Mel Douglas’s reductively meditative works embody an unnerving quiet beauty. Suggesting light, space and time, her restrained colour palette and minimalist line enables her to reveal the elemental nature of glass. Sustaining her practice for over 15 years, her rigorous investigation of line, form, proportion and negative space has seen her produce a rich and considered body of work, and she is recognised nationally and internationally as a leading contemporary glass artist.
Douglas works the surfaces of her blown glass with a hand-held engraver. Meticulously, she slowly builds layers of finely calibrated lines on the surface. Her line work traces, or acts counter to the form, exaggerating its proportions and increasing the tension within the work. Transforming the high-gloss black into a grey scale, her forms challenge our perceptions about its materiality. Though these lines could be produced using more mechanical processes, the layering of slight imperfections is important feature to Douglas, as they evidence the artist’s hand.
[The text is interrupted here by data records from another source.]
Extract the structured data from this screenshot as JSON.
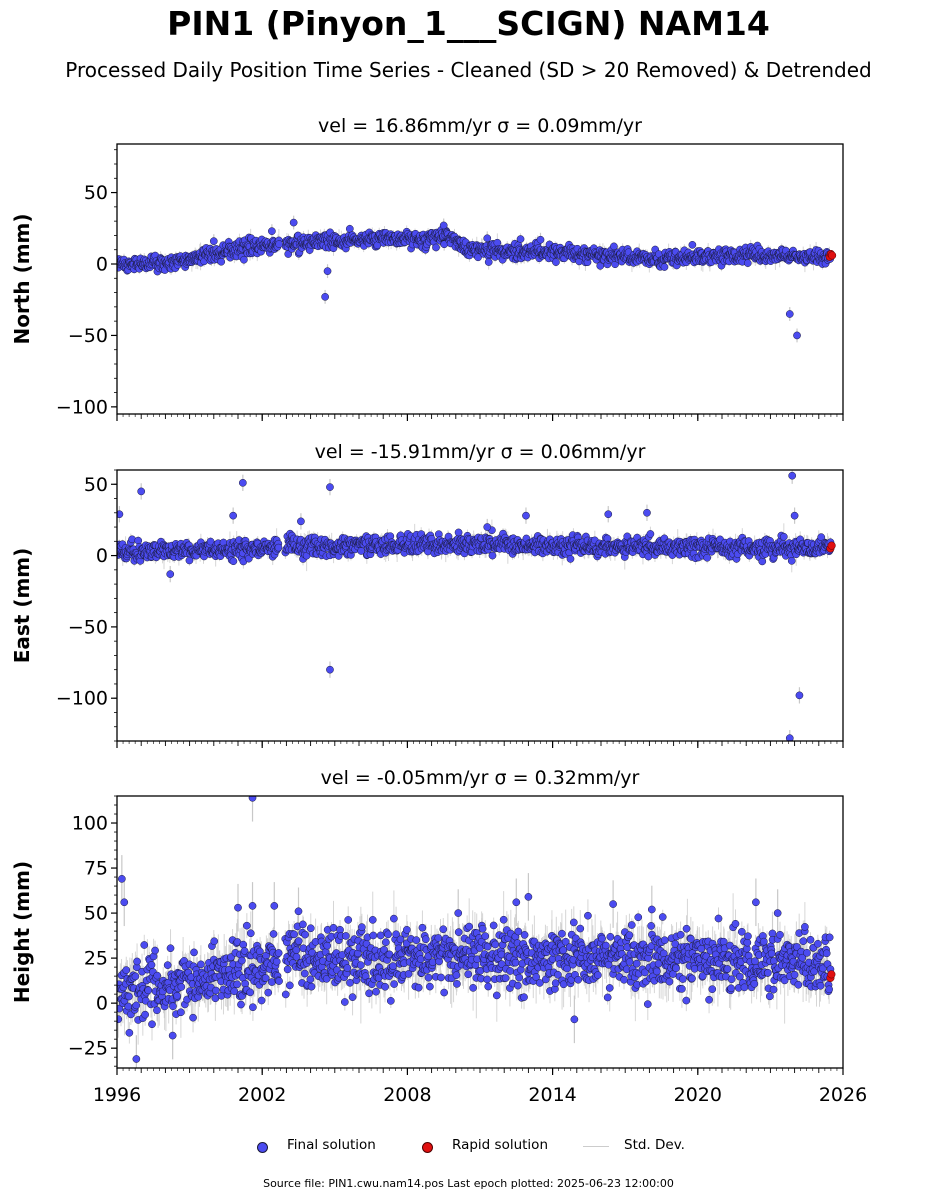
{
  "title": "PIN1 (Pinyon_1___SCIGN) NAM14",
  "subtitle": "Processed Daily Position Time Series - Cleaned (SD > 20 Removed) & Detrended",
  "footer": "Source file: PIN1.cwu.nam14.pos  Last epoch plotted: 2025-06-23 12:00:00",
  "legend": {
    "final": "Final solution",
    "rapid": "Rapid solution",
    "std": "Std. Dev."
  },
  "colors": {
    "final": "#4b4bf0",
    "rapid": "#e01010",
    "std": "#c8c8c8",
    "edge": "#1a1a3a"
  },
  "chart_data": [
    {
      "type": "scatter",
      "panel": "north",
      "title": "vel = 16.86mm/yr   σ = 0.09mm/yr",
      "ylabel": "North (mm)",
      "xlim": [
        1996,
        2026
      ],
      "ylim": [
        -105,
        84
      ],
      "yticks": [
        50,
        0,
        -50,
        -100
      ],
      "ytick_labels": [
        "50",
        "0",
        "−50",
        "−100"
      ],
      "trend": [
        [
          1996,
          0
        ],
        [
          1998,
          0
        ],
        [
          2000,
          8
        ],
        [
          2001.5,
          12
        ],
        [
          2003,
          14
        ],
        [
          2004.5,
          16
        ],
        [
          2006,
          17
        ],
        [
          2008,
          18
        ],
        [
          2009.8,
          19
        ],
        [
          2010.5,
          10
        ],
        [
          2012,
          9
        ],
        [
          2014,
          8
        ],
        [
          2016,
          6
        ],
        [
          2018,
          4
        ],
        [
          2020,
          5
        ],
        [
          2022,
          6
        ],
        [
          2024,
          5
        ],
        [
          2025.5,
          5
        ]
      ],
      "noise_sd": 2.5,
      "error_sd": 2.2,
      "outliers": [
        [
          2002.4,
          23
        ],
        [
          2003.3,
          29
        ],
        [
          2004.6,
          -23
        ],
        [
          2004.7,
          -5
        ],
        [
          2023.8,
          -35
        ],
        [
          2024.1,
          -50
        ],
        [
          2000.0,
          16
        ],
        [
          2013.5,
          17
        ],
        [
          2009.5,
          27
        ],
        [
          2011.3,
          18
        ]
      ],
      "rapid": [
        [
          2025.45,
          5
        ],
        [
          2025.5,
          7
        ],
        [
          2025.55,
          6
        ]
      ]
    },
    {
      "type": "scatter",
      "panel": "east",
      "title": "vel = -15.91mm/yr   σ = 0.06mm/yr",
      "ylabel": "East (mm)",
      "xlim": [
        1996,
        2026
      ],
      "ylim": [
        -130,
        60
      ],
      "yticks": [
        50,
        0,
        -50,
        -100
      ],
      "ytick_labels": [
        "50",
        "0",
        "−50",
        "−100"
      ],
      "trend": [
        [
          1996,
          2
        ],
        [
          2000,
          4
        ],
        [
          2003,
          6
        ],
        [
          2006,
          7
        ],
        [
          2010,
          8
        ],
        [
          2014,
          7
        ],
        [
          2018,
          6
        ],
        [
          2022,
          5
        ],
        [
          2025.5,
          5
        ]
      ],
      "noise_sd": 3.2,
      "error_sd": 2.6,
      "outliers": [
        [
          1996.1,
          29
        ],
        [
          1997.0,
          45
        ],
        [
          2000.8,
          28
        ],
        [
          2001.2,
          51
        ],
        [
          2004.8,
          48
        ],
        [
          2004.8,
          -80
        ],
        [
          2003.6,
          24
        ],
        [
          2016.3,
          29
        ],
        [
          2017.9,
          30
        ],
        [
          2012.9,
          28
        ],
        [
          2023.9,
          56
        ],
        [
          2024.0,
          28
        ],
        [
          2024.2,
          -98
        ],
        [
          2023.8,
          -128
        ],
        [
          1998.2,
          -13
        ],
        [
          2011.3,
          20
        ]
      ],
      "rapid": [
        [
          2025.48,
          5
        ],
        [
          2025.53,
          7
        ]
      ]
    },
    {
      "type": "scatter",
      "panel": "height",
      "title": "vel = -0.05mm/yr   σ = 0.32mm/yr",
      "ylabel": "Height (mm)",
      "xlim": [
        1996,
        2026
      ],
      "ylim": [
        -36,
        115
      ],
      "yticks": [
        100,
        75,
        50,
        25,
        0,
        -25
      ],
      "ytick_labels": [
        "100",
        "75",
        "50",
        "25",
        "0",
        "−25"
      ],
      "xticks": [
        1996,
        2002,
        2008,
        2014,
        2020,
        2026
      ],
      "xtick_labels": [
        "1996",
        "2002",
        "2008",
        "2014",
        "2020",
        "2026"
      ],
      "trend": [
        [
          1996,
          6
        ],
        [
          1997.5,
          10
        ],
        [
          1999,
          12
        ],
        [
          2000.5,
          18
        ],
        [
          2002,
          20
        ],
        [
          2003,
          24
        ],
        [
          2006,
          26
        ],
        [
          2009,
          26
        ],
        [
          2012,
          25
        ],
        [
          2015,
          27
        ],
        [
          2018,
          25
        ],
        [
          2021,
          23
        ],
        [
          2024,
          22
        ],
        [
          2025.5,
          22
        ]
      ],
      "noise_sd": 8.5,
      "error_sd": 6,
      "outliers": [
        [
          1996.2,
          69
        ],
        [
          1996.3,
          56
        ],
        [
          1996.8,
          -31
        ],
        [
          2001.0,
          53
        ],
        [
          2001.6,
          54
        ],
        [
          2001.6,
          114
        ],
        [
          2002.5,
          54
        ],
        [
          2003.5,
          51
        ],
        [
          2013.0,
          59
        ],
        [
          2012.5,
          56
        ],
        [
          2014.9,
          -9
        ],
        [
          2018.1,
          52
        ],
        [
          2022.4,
          56
        ],
        [
          2023.3,
          50
        ],
        [
          2016.5,
          55
        ],
        [
          2010.1,
          50
        ],
        [
          1998.3,
          -18
        ]
      ],
      "rapid": [
        [
          2025.48,
          14
        ],
        [
          2025.52,
          16
        ]
      ]
    }
  ]
}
Douglas’s works are not only the product of hours of precise hand-engraving, they are also the final distillation of many months of preparatory drawings and maquette making. She obsessively produces journals full of drawings, ideas and inspirational images, which allow Douglas to explore form, scale, line and proportion. She often draws something over and over, to review the many possible configurations of angle and line coverage. The varying suggestions dramatically impact the sense of calm or stillness in a piece.
In 2002, Douglas won the prestigious Ranamok Glass Prize, in 2007 the LinoTagliapietra Prize of Young Glass at the Glasmuseet Ebeltoft in Denmark, and in 2014 she won the Art Gallery of Western Australia’s Tom Malone Prize.